With the voice-recognizer running manually or as a service, you can view all log output using journalctl.
sudo journalctl -u voice-recognizer -n 10 -f
Clap your hands then speak, or press Ctrl+C to quit...
[2016-12-19 10:41:54,425] INFO:trigger:clap detected
[2016-12-19 10:41:54,426] INFO:main:listening...
[2016-12-19 10:41:54,427] INFO:main:recognizing...

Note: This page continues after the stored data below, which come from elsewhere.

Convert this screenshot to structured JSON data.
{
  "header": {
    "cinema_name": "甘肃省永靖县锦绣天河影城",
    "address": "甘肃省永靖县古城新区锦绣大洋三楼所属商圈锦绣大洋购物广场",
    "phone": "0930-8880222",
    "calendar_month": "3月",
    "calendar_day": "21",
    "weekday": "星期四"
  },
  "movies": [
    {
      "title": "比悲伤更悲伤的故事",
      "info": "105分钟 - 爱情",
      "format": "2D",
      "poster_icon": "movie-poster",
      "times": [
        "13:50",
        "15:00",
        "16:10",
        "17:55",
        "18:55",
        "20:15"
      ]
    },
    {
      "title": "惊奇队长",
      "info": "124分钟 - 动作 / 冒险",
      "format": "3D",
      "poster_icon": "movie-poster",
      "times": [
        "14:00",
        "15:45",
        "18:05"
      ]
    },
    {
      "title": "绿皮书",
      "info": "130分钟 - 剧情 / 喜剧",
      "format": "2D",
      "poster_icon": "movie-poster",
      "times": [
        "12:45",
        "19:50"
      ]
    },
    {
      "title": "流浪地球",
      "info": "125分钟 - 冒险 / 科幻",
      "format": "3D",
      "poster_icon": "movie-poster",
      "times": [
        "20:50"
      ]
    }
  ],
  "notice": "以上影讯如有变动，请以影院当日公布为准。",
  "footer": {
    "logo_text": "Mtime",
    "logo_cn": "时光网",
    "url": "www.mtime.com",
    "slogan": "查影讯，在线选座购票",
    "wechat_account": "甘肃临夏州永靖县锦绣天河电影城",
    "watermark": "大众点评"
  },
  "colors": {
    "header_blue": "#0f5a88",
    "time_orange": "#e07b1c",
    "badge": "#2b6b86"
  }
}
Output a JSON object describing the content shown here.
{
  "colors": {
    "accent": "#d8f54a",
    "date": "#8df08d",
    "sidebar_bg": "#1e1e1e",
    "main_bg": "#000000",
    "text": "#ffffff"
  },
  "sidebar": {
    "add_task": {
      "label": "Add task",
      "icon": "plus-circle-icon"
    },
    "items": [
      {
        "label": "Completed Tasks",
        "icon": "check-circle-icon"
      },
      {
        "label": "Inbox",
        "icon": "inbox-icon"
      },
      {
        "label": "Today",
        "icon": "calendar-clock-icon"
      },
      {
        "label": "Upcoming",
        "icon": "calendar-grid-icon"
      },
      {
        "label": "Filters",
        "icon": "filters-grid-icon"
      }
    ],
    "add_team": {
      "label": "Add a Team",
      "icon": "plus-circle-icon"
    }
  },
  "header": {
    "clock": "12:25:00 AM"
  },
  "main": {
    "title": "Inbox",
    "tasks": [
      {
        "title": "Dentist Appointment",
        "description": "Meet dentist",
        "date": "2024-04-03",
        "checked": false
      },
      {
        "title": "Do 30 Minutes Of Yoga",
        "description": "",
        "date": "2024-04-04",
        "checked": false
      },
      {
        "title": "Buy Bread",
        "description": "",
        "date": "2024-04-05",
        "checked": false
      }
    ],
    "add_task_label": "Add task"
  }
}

[2016-12-19 10:41:55,048] INFO:oauth2client.client:Refreshing access_token
[2016-12-19 10:41:55,899] INFO:speech:endpointer_type: START_OF_SPEECH
[2016-12-19 10:41:57,522] INFO:speech:endpointer_type: END_OF_UTTERANCE
[2016-12-19 10:41:57,523] INFO:speech:endpointer_type: END_OF_AUDIO
[2016-12-19 10:41:57,524] INFO:main:thinking...
[2016-12-19 10:41:57,606] INFO:main:command: light on
[2016-12-19 10:41:57,614] INFO:main:ready...
Feedback from the recognizer that it is listening (our request was accepted)
See https://cloud.google.com/speech/reference/rest/v1beta1/EndpointerType
Same as line 7
You did it! Whether this was your first hackable project or you’re a seasoned maker, we hope this project has sparked new ideas for you. Keep tinkering, there’s more to come.